As a commercial photographer, Dana Gluckstein has shot factories and portraits for clients such as Land Rover, Apple and Toyota to publish in their annual reports.
But in her 30 years traveling around the globe, the L.A. resident has simultaneously pursued a separate passion: taking side trips to places such as Kenya and Peru to shoot indigenous people whose way of life is endangered by modern society.
Now, Gluckstein is having 90 of her images published in a $39.95 coffee table book called “Dignity.” The book seeks to raise awareness of the challenges facing indigenous peoples, with a share of the profits funneled to Amnesty International, which has an arm focusing on the rights of the indigenous.
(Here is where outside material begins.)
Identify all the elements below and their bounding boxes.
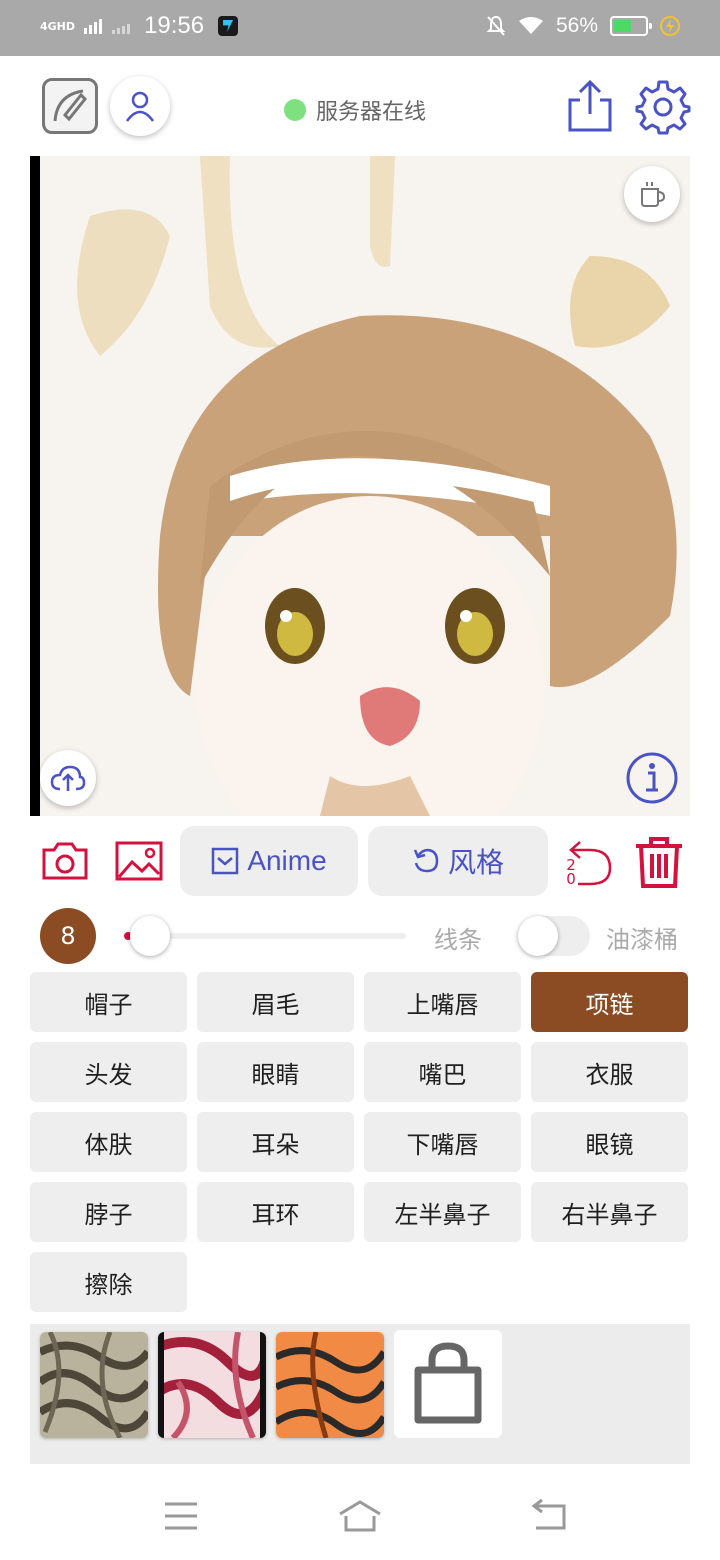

But, it turns out, Gluckstein’s experience working for corporations came in handy. After learning that Morgan Stanley Smith Barney might be a source of money for her project, she wrangled a contribution out of the global financial services firm.
“Art can be the seeds of change in society,” Gluckstein said. “It’s important for artists like myself to have that corporate backing. Artists can’t afford to do this on their own.”
Morgan Stanley Smith Barney funded the book’s launch last month with events in Los Angeles and New York that included moderated discussions. There are plans for a third event in Washington, D.C., said Sandra Richards, an assistant vice president at Morgan Stanley Smith Barney.
“We met and I saw the photos, and I thought, ‘Oh, gosh, how are we going to work together and how are we going to make this happen?’ (Gluckstein) can convince you to do anything. She is so passionate about it,” said Richards, who noted the firm offers its financial advisers cultural education programs. “We thought that was a great fit.”